As appearing in Americas Quarterly

Harvesting Hope
by Gustavo Setrini

Being a consumer today is a fraught enterprise. The marketplace is no longer simply a venue for satisfying individual preferences. It is now an arena for expressing social and political identity, and even a mechanism for addressing some of consumerism’s less desirable side effects—from environmental degradation to exploitative labor practices. But consumerism’s newfound potential has bred new anxieties. The world’s shoppers increasingly feel pressure to inform themselves about how the goods they buy are produced and to take action and create change.

Agriculture, which accounted for 35 percent of global employment in 20091 and 11 percent of the average total anthropogenic greenhouse gas emissions produced between 2001 and 2010, has been under particularly close scrutiny.
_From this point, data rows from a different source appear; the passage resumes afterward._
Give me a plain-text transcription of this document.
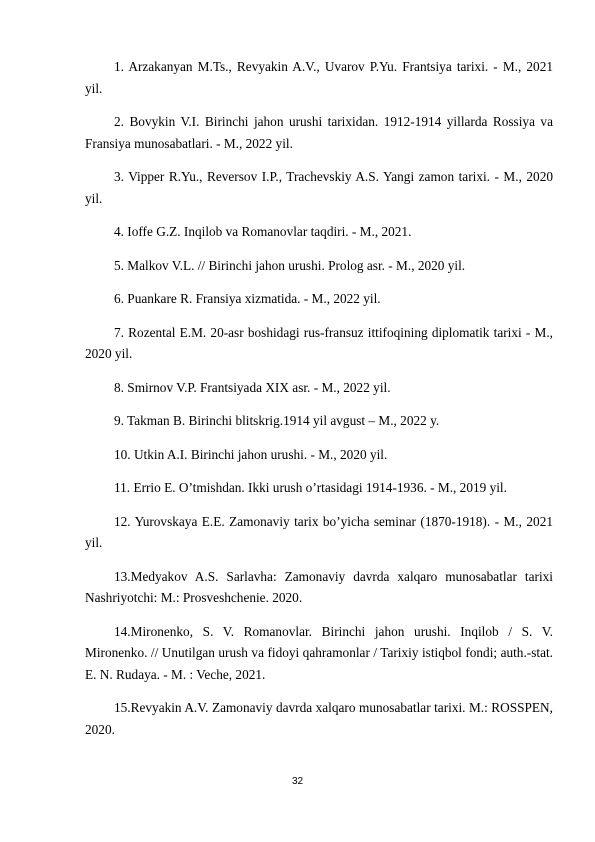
1. Arzakanyan M.Ts., Revyakin A.V., Uvarov P.Yu. Frantsiya tarixi. - M., 2021 yil.

2. Bovykin V.I. Birinchi jahon urushi tarixidan. 1912-1914 yillarda Rossiya va Fransiya munosabatlari. - M., 2022 yil.

3. Vipper R.Yu., Reversov I.P., Trachevskiy A.S. Yangi zamon tarixi. - M., 2020 yil.

4. Ioffe G.Z. Inqilob va Romanovlar taqdiri. - M., 2021.

5. Malkov V.L. // Birinchi jahon urushi. Prolog asr. - M., 2020 yil.

6. Puankare R. Fransiya xizmatida. - M., 2022 yil.

7. Rozental E.M. 20-asr boshidagi rus-fransuz ittifoqining diplomatik tarixi - M., 2020 yil.

8. Smirnov V.P. Frantsiyada XIX asr. - M., 2022 yil.

9. Takman B. Birinchi blitskrig.1914 yil avgust – M., 2022 y.

10. Utkin A.I. Birinchi jahon urushi. - M., 2020 yil.

11. Errio E. O’tmishdan. Ikki urush o’rtasidagi 1914-1936. - M., 2019 yil.

12. Yurovskaya E.E. Zamonaviy tarix bo’yicha seminar (1870-1918). - M., 2021 yil.

13.Medyakov A.S. Sarlavha: Zamonaviy davrda xalqaro munosabatlar tarixi Nashriyotchi: M.: Prosveshchenie. 2020.

14.Mironenko, S. V. Romanovlar. Birinchi jahon urushi. Inqilob / S. V. Mironenko. // Unutilgan urush va fidoyi qahramonlar / Tarixiy istiqbol fondi; auth.-stat. E. N. Rudaya. - M. : Veche, 2021.

15.Revyakin A.V. Zamonaviy davrda xalqaro munosabatlar tarixi. M.: ROSSPEN, 2020.

32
News stories, books and films have increasingly drawn attention to cases of environmental and social exploitation in the global agricultural system, prompting consumers to contemplate the fairness and sustainability of the opaque industries that deliver so much of their food, fiber and fuel; to wonder whether they are unwittingly complicit in these abuses; and to cast about for the appropriate reaction.

They don’t have to cast very far. Almost daily, they are encouraged to shop better—often by the purveyors of the very goods that made them anxious in the first place—to vote with their forks and wallets, and to do right by the planet and the poor with their purchases.